# How to set jpeg file to desktop background (solved)



## dalpets (May 4, 2021)

Thanks.


----------



## jmos (May 4, 2021)

Depends on your environment. "xsetroot" is the basic tool to adjust the X "root window", but it cannot handle JPEG. You could use the package graphics/qiv: `qiv -x path/to/your/image.jpg`

But note that common desktop environments overlay the root window with a fullsize pseudo window (f.e. to make desktop icons possible), so you won't see anything of it on such environments.


----------



## SirDice (May 4, 2021)

Most desktop environments have their own configuration panel to set the desktop's background.


----------



## tedbell (May 4, 2021)

Use feh


			feh – a fast and light image viewer


----------



## dalpets (May 4, 2021)

SirDice said:


> Most desktop environments have their own configuration panel to set the desktop's background.

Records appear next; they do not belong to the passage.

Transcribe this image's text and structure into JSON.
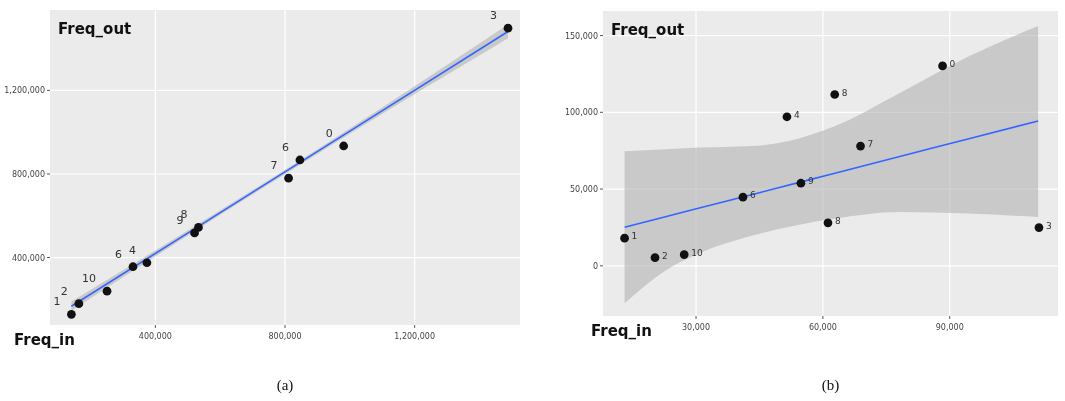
{
  "chart_data": [
    {
      "type": "scatter",
      "title": "(a)",
      "xlabel": "Freq_in",
      "ylabel": "Freq_out",
      "grid": true,
      "xlim": [
        75000,
        1525000
      ],
      "ylim": [
        77000,
        1585000
      ],
      "xticks": [
        {
          "value": 400000,
          "label": "400,000"
        },
        {
          "value": 800000,
          "label": "800,000"
        },
        {
          "value": 1200000,
          "label": "1,200,000"
        }
      ],
      "yticks": [
        {
          "value": 400000,
          "label": "400,000"
        },
        {
          "value": 800000,
          "label": "800,000"
        },
        {
          "value": 1200000,
          "label": "1,200,000"
        }
      ],
      "series": [
        {
          "marker": "circle",
          "color": "#111111",
          "x": [
            141000,
            164000,
            251000,
            331000,
            374000,
            521000,
            533000,
            811000,
            846000,
            981000,
            1488000
          ],
          "values": [
            128000,
            179000,
            239000,
            356000,
            375000,
            518000,
            544000,
            780000,
            867000,
            934000,
            1498000
          ]
        },
        {
          "type": "line",
          "marker": "none",
          "color": "#3366ff",
          "x": [
            141000,
            500000,
            1000000,
            1488000
          ],
          "values": [
            167000,
            517000,
            1005000,
            1482000
          ],
          "lower": [
            145000,
            505000,
            993000,
            1450000
          ],
          "upper": [
            190000,
            529000,
            1018000,
            1515000
          ]
        }
      ],
      "annotations": [
        {
          "text": "1",
          "x": 141000,
          "y": 128000
        },
        {
          "text": "2",
          "x": 164000,
          "y": 179000
        },
        {
          "text": "10",
          "x": 251000,
          "y": 239000
        },
        {
          "text": "6",
          "x": 331000,
          "y": 356000
        },
        {
          "text": "4",
          "x": 374000,
          "y": 375000
        },
        {
          "text": "9",
          "x": 521000,
          "y": 518000
        },
        {
          "text": "8",
          "x": 533000,
          "y": 544000
        },
        {
          "text": "7",
          "x": 811000,
          "y": 780000
        },
        {
          "text": "6",
          "x": 846000,
          "y": 867000
        },
        {
          "text": "0",
          "x": 981000,
          "y": 934000
        },
        {
          "text": "3",
          "x": 1488000,
          "y": 1498000
        }
      ]
    },
    {
      "type": "scatter",
      "title": "(b)",
      "xlabel": "Freq_in",
      "ylabel": "Freq_out",
      "grid": true,
      "xlim": [
        8000,
        115600
      ],
      "ylim": [
        -32700,
        166000
      ],
      "xticks": [
        {
          "value": 30000,
          "label": "30,000"
        },
        {
          "value": 60000,
          "label": "60,000"
        },
        {
          "value": 90000,
          "label": "90,000"
        }
      ],
      "yticks": [
        0,
        {
          "value": 50000,
          "label": "50,000"
        },
        {
          "value": 100000,
          "label": "100,000"
        },
        {
          "value": 150000,
          "label": "150,000"
        }
      ],
      "series": [
        {
          "marker": "circle",
          "color": "#111111",
          "x": [
            13100,
            20300,
            27200,
            41100,
            54800,
            51500,
            62800,
            88300,
            68900,
            61200,
            111100
          ],
          "values": [
            18000,
            5300,
            7300,
            44700,
            53800,
            97100,
            111600,
            130200,
            78000,
            28000,
            24900
          ]
        },
        {
          "type": "line",
          "marker": "none",
          "color": "#3366ff",
          "x": [
            13100,
            23000,
            31000,
            45200,
            62600,
            78400,
            94300,
            110900
          ],
          "values": [
            25100,
            32100,
            37800,
            47800,
            60200,
            71400,
            82600,
            94400
          ],
          "lower": [
            -24400,
            -2700,
            8400,
            21000,
            30700,
            35100,
            34000,
            31800
          ],
          "upper": [
            74700,
            76000,
            77000,
            78400,
            90700,
            112900,
            136200,
            156200
          ]
        }
      ],
      "annotations": [
        {
          "text": "1",
          "x": 13100,
          "y": 18000
        },
        {
          "text": "2",
          "x": 20300,
          "y": 5300
        },
        {
          "text": "10",
          "x": 27200,
          "y": 7300
        },
        {
          "text": "6",
          "x": 41100,
          "y": 44700
        },
        {
          "text": "9",
          "x": 54800,
          "y": 53800
        },
        {
          "text": "4",
          "x": 51500,
          "y": 97100
        },
        {
          "text": "8",
          "x": 62800,
          "y": 111600
        },
        {
          "text": "0",
          "x": 88300,
          "y": 130200
        },
        {
          "text": "7",
          "x": 68900,
          "y": 78000
        },
        {
          "text": "8",
          "x": 61200,
          "y": 28000
        },
        {
          "text": "3",
          "x": 111100,
          "y": 24900
        }
      ]
    }
  ]
}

Found it for Lumina environment. Now for Mate!
Have now also got Mate working
The ability to add jpeg images is possible for both from their respective desktop config panels. Turns out to be easy if you know your way around!


----------



## SirDice (May 4, 2021)

dalpets said:


> Turns out to be easy if you know your way around!


Everything is easy once you know how to do it 

But yeah, there's no "general" way to configure a desktop environment, they all do things in their own way. So it sometimes takes a little searching to find the configuration panel you need in order to do what you want.


----------